On 2015-01-02 10:45, Pete Hardie wrote:
> I'm not a fan of the forced donation of power for hotspots either, but so
> far for me Comcast has been less of a liar than AT&T, whose DSL offering
> maxed out at 1.5M, and who was willing to keep telling me to reset my
> equipment when a simple check of their equipment would clear out the
> problem....
> 
> On Fri, Jan 2, 2015 at 1:19 PM, Michael H. Warfield <mhw at wittsend.com>
> wrote:
> 
>> [Disclaimer]
>>
>> I gave up on Comcast years ago.  Even if they offered me twice the
>> bandwidth they do now at half the price they do now, I would refuse.  I
>> got tired of all the lies they told me (multiple documented occasions)

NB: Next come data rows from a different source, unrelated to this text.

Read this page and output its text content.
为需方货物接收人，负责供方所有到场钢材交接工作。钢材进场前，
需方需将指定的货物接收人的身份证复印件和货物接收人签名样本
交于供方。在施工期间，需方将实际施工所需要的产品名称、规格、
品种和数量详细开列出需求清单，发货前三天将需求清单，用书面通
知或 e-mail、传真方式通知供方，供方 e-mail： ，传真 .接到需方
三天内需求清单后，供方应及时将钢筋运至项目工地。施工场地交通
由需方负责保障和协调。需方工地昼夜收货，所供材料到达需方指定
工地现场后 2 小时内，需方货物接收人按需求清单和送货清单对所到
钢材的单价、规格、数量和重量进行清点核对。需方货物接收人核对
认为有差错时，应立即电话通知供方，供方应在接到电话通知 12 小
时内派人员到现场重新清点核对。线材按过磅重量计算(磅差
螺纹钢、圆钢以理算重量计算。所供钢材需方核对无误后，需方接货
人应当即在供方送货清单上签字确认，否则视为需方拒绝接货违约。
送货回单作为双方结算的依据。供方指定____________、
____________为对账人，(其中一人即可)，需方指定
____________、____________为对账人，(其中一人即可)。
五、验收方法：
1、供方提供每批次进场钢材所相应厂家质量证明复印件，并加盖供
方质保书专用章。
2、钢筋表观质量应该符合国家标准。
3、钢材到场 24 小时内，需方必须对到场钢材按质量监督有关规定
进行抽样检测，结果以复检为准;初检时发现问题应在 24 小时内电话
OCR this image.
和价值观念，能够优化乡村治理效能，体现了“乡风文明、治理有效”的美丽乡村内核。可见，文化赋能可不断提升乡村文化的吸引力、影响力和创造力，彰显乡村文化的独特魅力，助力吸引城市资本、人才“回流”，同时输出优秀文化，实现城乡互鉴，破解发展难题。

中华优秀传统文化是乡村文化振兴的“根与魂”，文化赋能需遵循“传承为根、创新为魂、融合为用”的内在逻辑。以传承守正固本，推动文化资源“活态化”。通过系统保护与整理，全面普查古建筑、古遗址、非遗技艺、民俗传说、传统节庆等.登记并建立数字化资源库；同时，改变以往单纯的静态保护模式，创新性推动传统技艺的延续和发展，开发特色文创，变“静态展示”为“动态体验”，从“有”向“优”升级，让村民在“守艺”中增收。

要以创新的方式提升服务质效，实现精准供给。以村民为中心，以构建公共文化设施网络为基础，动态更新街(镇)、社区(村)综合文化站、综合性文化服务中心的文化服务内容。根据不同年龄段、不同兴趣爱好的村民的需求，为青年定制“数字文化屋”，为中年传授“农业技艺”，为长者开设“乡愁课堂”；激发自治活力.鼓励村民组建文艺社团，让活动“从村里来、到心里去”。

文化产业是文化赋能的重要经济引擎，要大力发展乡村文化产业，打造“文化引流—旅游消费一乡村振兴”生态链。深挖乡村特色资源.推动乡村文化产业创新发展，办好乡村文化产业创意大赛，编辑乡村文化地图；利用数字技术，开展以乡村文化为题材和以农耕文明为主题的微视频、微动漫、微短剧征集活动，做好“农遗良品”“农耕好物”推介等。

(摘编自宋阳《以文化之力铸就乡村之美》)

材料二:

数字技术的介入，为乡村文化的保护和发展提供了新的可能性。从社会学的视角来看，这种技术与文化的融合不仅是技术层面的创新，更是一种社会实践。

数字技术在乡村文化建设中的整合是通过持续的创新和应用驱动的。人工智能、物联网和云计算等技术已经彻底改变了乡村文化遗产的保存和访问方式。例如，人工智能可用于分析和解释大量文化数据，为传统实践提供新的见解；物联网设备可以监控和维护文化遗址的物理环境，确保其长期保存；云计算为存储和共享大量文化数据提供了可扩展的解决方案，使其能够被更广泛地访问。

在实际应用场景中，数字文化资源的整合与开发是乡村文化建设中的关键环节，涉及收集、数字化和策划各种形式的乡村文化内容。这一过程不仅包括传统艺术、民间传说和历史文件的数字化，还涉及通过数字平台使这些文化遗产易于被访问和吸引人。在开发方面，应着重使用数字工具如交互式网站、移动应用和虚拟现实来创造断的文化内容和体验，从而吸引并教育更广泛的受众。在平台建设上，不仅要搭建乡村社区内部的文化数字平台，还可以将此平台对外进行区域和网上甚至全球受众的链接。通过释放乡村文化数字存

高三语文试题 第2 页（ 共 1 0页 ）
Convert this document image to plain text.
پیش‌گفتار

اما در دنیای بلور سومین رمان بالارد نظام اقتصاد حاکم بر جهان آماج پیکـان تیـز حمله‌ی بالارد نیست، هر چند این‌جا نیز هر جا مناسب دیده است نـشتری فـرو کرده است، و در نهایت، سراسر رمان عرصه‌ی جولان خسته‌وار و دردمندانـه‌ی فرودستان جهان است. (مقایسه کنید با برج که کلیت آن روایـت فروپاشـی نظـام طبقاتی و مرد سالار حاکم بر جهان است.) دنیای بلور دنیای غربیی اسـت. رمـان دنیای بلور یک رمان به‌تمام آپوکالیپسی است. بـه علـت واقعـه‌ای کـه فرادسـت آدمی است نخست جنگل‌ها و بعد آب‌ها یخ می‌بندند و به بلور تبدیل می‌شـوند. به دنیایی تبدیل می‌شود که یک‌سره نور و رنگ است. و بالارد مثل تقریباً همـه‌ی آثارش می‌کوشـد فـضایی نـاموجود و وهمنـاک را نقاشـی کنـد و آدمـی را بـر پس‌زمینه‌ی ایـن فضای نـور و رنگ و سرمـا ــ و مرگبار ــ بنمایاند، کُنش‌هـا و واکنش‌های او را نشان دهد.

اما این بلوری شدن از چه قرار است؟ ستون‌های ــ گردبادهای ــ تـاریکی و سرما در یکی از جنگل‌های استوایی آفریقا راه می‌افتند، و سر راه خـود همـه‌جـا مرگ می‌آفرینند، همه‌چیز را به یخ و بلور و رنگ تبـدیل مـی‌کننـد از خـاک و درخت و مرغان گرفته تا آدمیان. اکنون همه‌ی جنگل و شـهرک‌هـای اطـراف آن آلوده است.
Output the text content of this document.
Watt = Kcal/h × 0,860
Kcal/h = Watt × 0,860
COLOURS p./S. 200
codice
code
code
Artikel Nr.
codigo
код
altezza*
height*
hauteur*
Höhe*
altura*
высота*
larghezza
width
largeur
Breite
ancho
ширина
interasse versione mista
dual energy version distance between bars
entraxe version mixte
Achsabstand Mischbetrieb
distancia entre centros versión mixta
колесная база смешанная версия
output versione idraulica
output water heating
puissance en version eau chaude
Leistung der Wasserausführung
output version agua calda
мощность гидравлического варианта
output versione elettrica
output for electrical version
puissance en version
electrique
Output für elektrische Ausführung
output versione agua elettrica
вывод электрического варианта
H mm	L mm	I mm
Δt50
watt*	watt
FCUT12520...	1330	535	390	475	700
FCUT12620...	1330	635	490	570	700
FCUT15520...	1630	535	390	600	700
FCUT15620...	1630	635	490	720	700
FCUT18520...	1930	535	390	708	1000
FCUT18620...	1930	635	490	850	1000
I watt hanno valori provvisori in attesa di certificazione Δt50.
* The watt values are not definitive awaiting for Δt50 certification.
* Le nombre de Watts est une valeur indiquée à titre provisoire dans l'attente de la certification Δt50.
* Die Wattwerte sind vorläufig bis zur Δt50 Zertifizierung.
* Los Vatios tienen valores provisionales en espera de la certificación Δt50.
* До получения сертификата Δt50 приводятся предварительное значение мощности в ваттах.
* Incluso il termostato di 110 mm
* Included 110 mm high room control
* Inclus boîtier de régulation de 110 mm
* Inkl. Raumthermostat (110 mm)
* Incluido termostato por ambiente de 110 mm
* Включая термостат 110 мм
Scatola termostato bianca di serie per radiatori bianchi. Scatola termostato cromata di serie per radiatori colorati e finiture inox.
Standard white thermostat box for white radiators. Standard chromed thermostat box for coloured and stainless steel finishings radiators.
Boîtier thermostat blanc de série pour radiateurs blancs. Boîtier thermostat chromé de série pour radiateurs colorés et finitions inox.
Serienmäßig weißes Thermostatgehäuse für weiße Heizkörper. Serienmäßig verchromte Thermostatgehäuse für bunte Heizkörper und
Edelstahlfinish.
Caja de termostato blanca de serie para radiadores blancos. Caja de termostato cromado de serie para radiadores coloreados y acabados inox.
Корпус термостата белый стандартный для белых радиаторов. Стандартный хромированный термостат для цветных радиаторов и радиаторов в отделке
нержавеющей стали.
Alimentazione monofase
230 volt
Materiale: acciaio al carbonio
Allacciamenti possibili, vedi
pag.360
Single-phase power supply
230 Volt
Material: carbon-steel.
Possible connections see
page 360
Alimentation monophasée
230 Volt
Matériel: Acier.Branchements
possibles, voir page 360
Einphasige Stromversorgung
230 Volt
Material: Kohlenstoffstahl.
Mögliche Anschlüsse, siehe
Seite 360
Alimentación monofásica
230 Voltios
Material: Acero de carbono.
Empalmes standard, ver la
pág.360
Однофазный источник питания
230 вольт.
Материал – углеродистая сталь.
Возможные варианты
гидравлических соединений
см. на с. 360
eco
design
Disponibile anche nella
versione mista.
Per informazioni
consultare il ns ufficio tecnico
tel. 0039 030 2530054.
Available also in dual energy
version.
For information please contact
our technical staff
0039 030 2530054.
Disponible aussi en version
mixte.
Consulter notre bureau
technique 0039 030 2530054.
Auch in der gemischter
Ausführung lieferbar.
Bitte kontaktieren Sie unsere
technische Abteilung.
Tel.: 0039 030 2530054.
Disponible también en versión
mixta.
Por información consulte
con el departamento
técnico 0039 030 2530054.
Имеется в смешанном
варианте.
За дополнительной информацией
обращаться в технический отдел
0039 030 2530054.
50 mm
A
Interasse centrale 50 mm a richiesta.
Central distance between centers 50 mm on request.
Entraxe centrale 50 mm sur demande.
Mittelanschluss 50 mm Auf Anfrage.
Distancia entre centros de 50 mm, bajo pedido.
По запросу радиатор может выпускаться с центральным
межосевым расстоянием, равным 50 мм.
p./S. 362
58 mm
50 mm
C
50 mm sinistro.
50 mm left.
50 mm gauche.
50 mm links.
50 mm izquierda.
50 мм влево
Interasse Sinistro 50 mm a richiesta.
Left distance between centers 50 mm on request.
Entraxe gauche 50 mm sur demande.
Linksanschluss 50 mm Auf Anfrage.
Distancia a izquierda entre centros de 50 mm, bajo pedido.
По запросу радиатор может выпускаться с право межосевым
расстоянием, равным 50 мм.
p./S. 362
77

>> years ago.  I can tolerate incompetence or ignorance but malice
>> aforethought will not stand.  I have plenty of bitching points with ATT
>> Uverse but, at least, willful lies are not one of them...
>>
>> That all being said...
>>
>> [/Disclaimer]
>>
>> The saga of Comcast using your premises and your electricity to promote
>> THEIR wifi services is well documented.  I saw this first hand just this
>> last month where the clutter of Xfiniti public access points (on all
>> possible channels) were drowning out (beaconing) the legitimate services
>> in a residential neighborhood, making non-xfiniti services unreliable
>> even within a single home where we were staying.
>>
>> The horror stories of their so called "customer support" is also well
>> documented...  Safe advice is now to ALWAYS record any support call with
>> Comcast...  Latest in that saga...
>>
>>
>> https://www.techdirt.com/articles/20141231/01553029553/yet-another-horrible-comcast-customer-service-experience-goes-viral.shtml
>>
>> Now, they are increasing your "rental fees" by 25% for the privilege of
>> providing their "service" to their customers using your facilities.  The
>> rental fee on "their" cable modem is going up...
>>
>> http://techcrunch.com/2014/12/31/on-comcast-buy-your-own-modem/
>>
>> I still have a couple of my old DOCSIS 2 modems from the last time I was
>> wasting my time with Comicalcast.  But now, at $120 a year to rent their
>> "we advertise our own open service from your property" modems, why is
>> anyone still renting their modems?  Morotola DOCSIS 3 cable modems are
>> starting around $70 on Amazon?  That's what?  7 MONTHS return on
>> investment?!?!  And you are not providing them with free electricity and
>> facilities for their network or cluttering the air with their access
>> point beacons.  How do they continue to get away with this???